Mais qu'est-ce que je fais-je ce dimanche 2 février dans le métro parisien ? J'ai entendu dans le poste que N. Chorizo-Mauricette y trouvait des moments de grâce. Eh bien moi, ce que j'y trouve, ce sont des éclairs de beauté : la faïence des affiches publicitaires, pas mal non ? On en mettrait bien dans sa cuisine et dans sa salle de bain. Et des bouches de station en perles ? Les petites filles en rêvent (et même peut-être des petits garçons).
Je scrute autour de moi les voyageurs et les voyagrices, surtout ceux qui ont des mioches : n'iraient-ils pas à La Manip Pour Tous ? LMPT ! Elle aime péter ! Je voudrais leur dire : oui, je suis avec vous. Oui, je suis contre le mariage, qui discrimine fiscalement les célibataires, oui, je suis contre les allocs qui stigmatisent les vierges et les puceaux, oui, je suis contre les congés parentaux qui excluent les femmes ménopausées, oui, je suis contre la branlette qui rend sourd (la preuve : Beethoven) et qui oblige de jeunes manifestants à brailler comme des vieillards dans des mégaphones pour communiquer, oui, je suis contre ces théories de gendres qui arrachent les filles à leurs papas, oui, je suis contre les impôts qui nuisent à la popularité de la gauche.

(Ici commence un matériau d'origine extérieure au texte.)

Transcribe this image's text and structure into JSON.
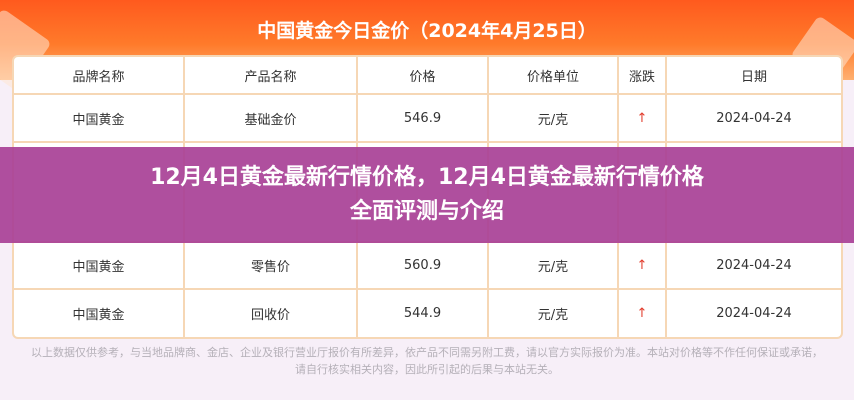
{
  "banner": {
    "title": "中国黄金今日金价（2024年4月25日）"
  },
  "table": {
    "headers": [
      "品牌名称",
      "产品名称",
      "价格",
      "价格单位",
      "涨跌",
      "日期"
    ],
    "rows": [
      {
        "brand": "中国黄金",
        "product": "基础金价",
        "price": "546.9",
        "unit": "元/克",
        "change": "↑",
        "date": "2024-04-24"
      },
      {
        "brand": "中国黄金",
        "product": "零售价",
        "price": "560.9",
        "unit": "元/克",
        "change": "↑",
        "date": "2024-04-24"
      },
      {
        "brand": "中国黄金",
        "product": "回收价",
        "price": "544.9",
        "unit": "元/克",
        "change": "↑",
        "date": "2024-04-24"
      }
    ]
  },
  "overlay": {
    "line1": "12月4日黄金最新行情价格，12月4日黄金最新行情价格",
    "line2": "全面评测与介绍"
  },
  "footer": {
    "text": "以上数据仅供参考，与当地品牌商、金店、企业及银行营业厅报价有所差异，依产品不同需另附工费，请以官方实际报价为准。本站对价格等不作任何保证或承诺，请自行核实相关内容，因此所引起的后果与本站无关。"
  },
  "colors": {
    "banner": "#ff5a1e",
    "overlay": "#a84096",
    "border": "#f6d7b5",
    "up": "#e23c2c"
  }
}
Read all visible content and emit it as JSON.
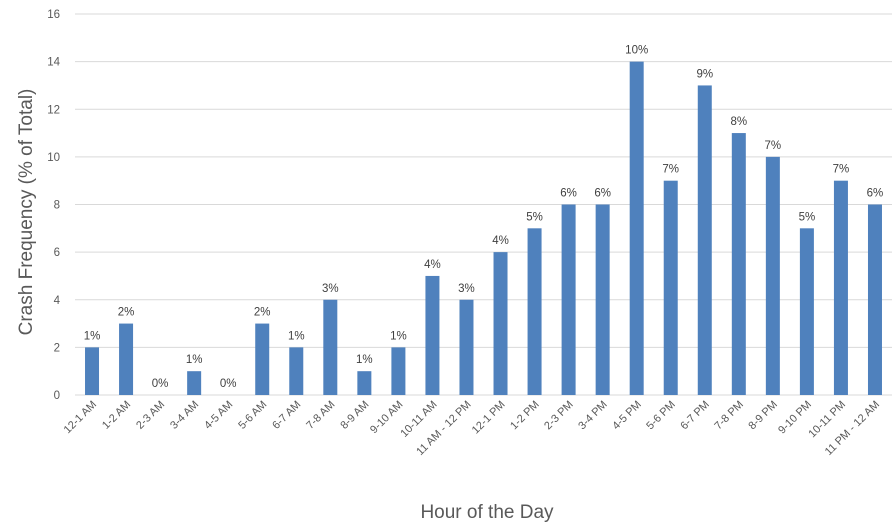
{
  "chart_data": {
    "type": "bar",
    "xlabel": "Hour of the Day",
    "ylabel": "Crash Frequency (% of Total)",
    "ylim": [
      0,
      16
    ],
    "yticks": [
      0,
      2,
      4,
      6,
      8,
      10,
      12,
      14,
      16
    ],
    "grid": true,
    "color": "#4f81bd",
    "categories": [
      "12-1 AM",
      "1-2 AM",
      "2-3 AM",
      "3-4 AM",
      "4-5 AM",
      "5-6 AM",
      "6-7 AM",
      "7-8 AM",
      "8-9 AM",
      "9-10 AM",
      "10-11 AM",
      "11 AM - 12 PM",
      "12-1 PM",
      "1-2 PM",
      "2-3 PM",
      "3-4 PM",
      "4-5 PM",
      "5-6 PM",
      "6-7 PM",
      "7-8 PM",
      "8-9 PM",
      "9-10 PM",
      "10-11 PM",
      "11 PM - 12 AM"
    ],
    "values": [
      2,
      3,
      0,
      1,
      0,
      3,
      2,
      4,
      1,
      2,
      5,
      4,
      6,
      7,
      8,
      8,
      14,
      9,
      13,
      11,
      10,
      7,
      9,
      8
    ],
    "data_labels": [
      "1%",
      "2%",
      "0%",
      "1%",
      "0%",
      "2%",
      "1%",
      "3%",
      "1%",
      "1%",
      "4%",
      "3%",
      "4%",
      "5%",
      "6%",
      "6%",
      "10%",
      "7%",
      "9%",
      "8%",
      "7%",
      "5%",
      "7%",
      "6%"
    ]
  }
}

Je suis un anti ! (pas un nanti, hein). Voilà. Je suis contre tout. Mais je suis pour Antigone. Hein ? Quoi ?
C'est à la Comédie Française. J'ai rendez-vous avec Antigone, et je ne suis pas le seul. Les professeurs accompagnent leurs élèves. Un dimanche après-midi. Il y a donc mieux à faire que d'aller à la manip pour tous.
Antigone, vous savez cette jeune fille née des amours fatales et monstueuses d'une dame d'un certain âge et d'un tout jeune homme, Jocaste et Oedipe, la mère et le fils. C'est pas commun comme filiation, quand même. Il paraît qu'on en parle jusque dans la manif, de filiation. La Comédie Française monte enfin cette tragédie de Jean Anouilh.
L'histoire nous est connue, depuis Sophocle. Elle reste éternelle. Anouilh l'actualise, si peu, dans le quotidien de la France de l'occupation, en 1944. Antigone, c'est la petite dernière d'une fratrie de quatre, deux garçons, Etéocle et Polynice, et deux filles, Ismène et Antigone, issus tous les quatre de leur mère Jocaste et de leur demi-frère Oedipe. Je sais c'est pas simple. Madame Jocaste était mariée avec Monsieur Laïos. Leur fils, Oedipe, coup fatal du destin et malédiction de l'oracle, tue son père et épouse sa mère. Oedipe succède sur le trône de Thèbes à Laïos jusqu'à ce que le meurtre du père et l'inceste avec la mère ayant été connus, il se crève les yeux et laisse le pouvoir à ses deux fils, Etéocle et Polynice, qui doivent régner en alternance chaque année. Ces deux-là, devenus rivaux, s'entretuent. C'est la guerre des Sept contre Thèbes. Le frère de Jocaste, Créon, devient roi, donne une sépulture à Etéocle et laisse la dépouille de Polynice pourrir au soleil. C'est là que commence la pièce d'Anouilh. Antigone s'oppose à la loi et inhume symboliquement son frère. Elle mérite la mort. Toute la pièce est sa marche consciente vers cette mort, malgré sa jeunesse et l'amour qu'elle porte au fils de Créon, Hémon.
Photo Cosimo Mirco Magliocca
La pièce, dans la mise en scène à la Comédie Française, est une tragédie qui se situe au niveau politique. La grande scène où Créon, humain mais inflexible, est confronté à Antigone, douloureusement arc-bouté sur son droit, est poignante. Créon est joué par un comédien à la haute stature, déchiré entre la loi qu'il impose et sa tendresse pour la jeune fille aimée de son fils : c'est Bruno Raffaelli. Et Antigone, farouche, sûre d'elle, opposée à la loi inhumaine et oppressive, c'est Françoise Gillard. Ces deux-là m'ont tiré des larmes. La mise en scène, sobre, se déroule devant une muraille percée de trois hautes portes qui évoquent le palais de Thèbes. Et quand elles s'ouvrent et se ferment, on entend résonner dans tout le théâtre les lourds battants de bronze : cela vous donne le frisson. Lors de la scène finale, lorsqu'on apprend que le jeune Hémon s'est transpercé de son épée auprès de son aimée Antigone, le mur du palais qui glisse lentement vers les spectateurs semble vouloir les écraser sous le poids de la loi inflexible.
Vous dirai-je que j'ai aimé ? J'avais payé pour voir ce spectacle qui m'a tiré des larmes, je n'ai pas regretté mon argent.